“But as for you, Daniel, conceal these words and seal up the book until the end of time; many will run back and forth, and knowledge will increase” (Daniel 12:4).
Washington Post columnist Richard Cohen (“The Advocate,” Wednesday, August 28, 2013) has a word concerning the rapid pace of change in our generation.
Cohen cites Moises Naim’s new book “The End of Power,” that many companies which once ruled the economic world–Kodak and Blackberry among others–are now gone or on life support. Congress seems in a state of eternal gridlock and little gets done. Presidents issue directives and hold press conferences and address Congress and nothing happens. Political parties seem ineffective in holding their mavericks in line. CEOs take the reins of huge companies and then are fired a couple of years later because they were unable to turn the company around.
At every level, Naim says, people are lamenting an inability to get things done.

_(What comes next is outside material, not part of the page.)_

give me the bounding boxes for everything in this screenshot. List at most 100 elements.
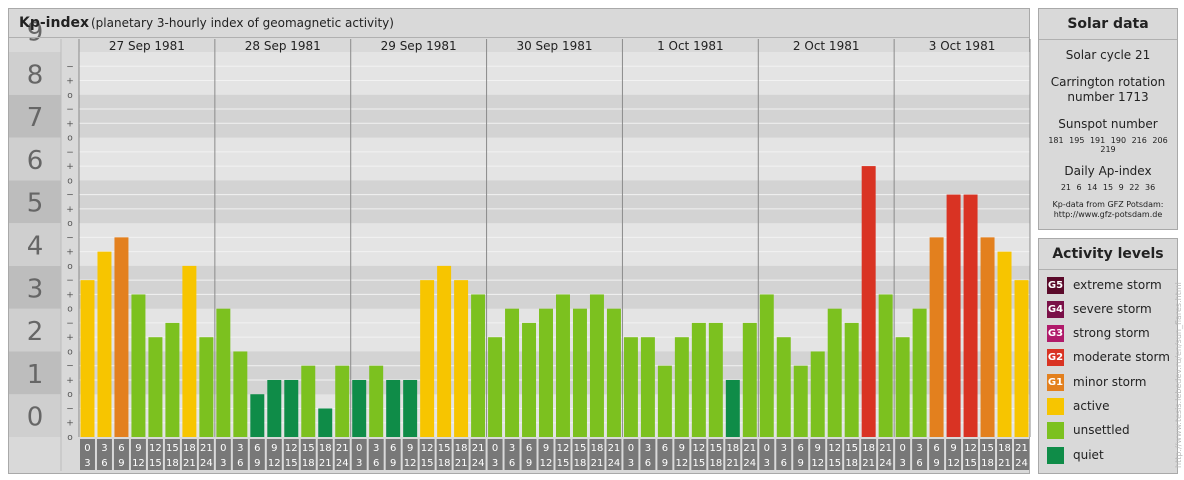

And why is this? What’s happening?
Cohen writes, “For one, there is just more of everything–people, for sure, but also weapons and nations and billionaires and blogs and even chess masters–88 in 1972, more than 1,200 today. Mentalities have changed. Women all over the world are walking away from abusive marriages, and people are more mobile. ‘Barriers to power have weakened,’ Naim writes. The world is awash in democracies.”
True. Everything not nailed down is coming loose. Everything is changing.